Experimental study on the effect of bending stress on rail RCF crack initiation and propagation behavior: Based on a newly designed rail specimen

Rolling contact fatigue (RCF) is one of the main rail damage forms. Severe RCF damage can cause rail fracture and seriously endanger the safety of train operation. In this study, the influence mechanism of bending stress on RCF propagation of rail was studied. Firstly, a twin-disc rolling rail specimen considering bending stress was designed by finite element (FE) simulation, and the bending stress was introduced into the twin-disc rolling test. Secondly, the evolution behavior of RCF crack propagation of rail under bending stress and the comparative study of RCF crack propagation behavior of rail under different crack propagation driving forces were carried out by using the twin-disc rolling rail specimen considering bending stress and traditional twin-disc rolling wheel-rail specimen.
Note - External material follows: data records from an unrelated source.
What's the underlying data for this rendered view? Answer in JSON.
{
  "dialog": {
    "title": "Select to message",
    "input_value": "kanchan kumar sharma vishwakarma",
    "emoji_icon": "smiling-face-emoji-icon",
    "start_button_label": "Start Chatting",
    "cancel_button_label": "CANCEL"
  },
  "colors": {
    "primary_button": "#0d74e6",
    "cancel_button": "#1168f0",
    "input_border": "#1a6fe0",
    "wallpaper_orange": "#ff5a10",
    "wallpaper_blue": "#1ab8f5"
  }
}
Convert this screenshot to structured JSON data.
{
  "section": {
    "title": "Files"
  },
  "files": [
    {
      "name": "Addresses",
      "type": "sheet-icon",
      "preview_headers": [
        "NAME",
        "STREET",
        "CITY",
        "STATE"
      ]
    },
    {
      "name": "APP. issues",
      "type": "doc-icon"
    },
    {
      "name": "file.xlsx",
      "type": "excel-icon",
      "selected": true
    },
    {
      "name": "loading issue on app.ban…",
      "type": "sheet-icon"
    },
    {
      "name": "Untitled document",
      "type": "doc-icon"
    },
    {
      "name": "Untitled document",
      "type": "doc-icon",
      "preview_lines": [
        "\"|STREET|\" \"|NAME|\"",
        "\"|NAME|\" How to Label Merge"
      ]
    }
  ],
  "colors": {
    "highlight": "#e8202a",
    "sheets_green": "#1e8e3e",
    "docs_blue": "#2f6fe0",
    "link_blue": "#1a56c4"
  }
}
Results indicate that the bending stress had a significant effect on the initiation and propagation of the RCF crack of the rail. Compared with the non-bending stress affected zone (NBSA zone), the bending stress promoted the initiation of cracks and drove them to propagate rapidly along the plastic deformation layer. When the crack propagation depth was greater than the thickness of the plastic deformation layer, the crack had an obvious tendency to propagate inside the material, which was manifested as the crack propagating almost perpendicular to the rail surface. Compared with the crack behavior only under contact stress, the angle and depth of crack propagation increased significantly under bending stress, indicating that the bending stress promoted the crack propagation. Compared with the crack propagation behavior under water medium, the crack propagation under bending stress was directional, and the crack propagation behavior was highly consistent with the crack propagation of field rail.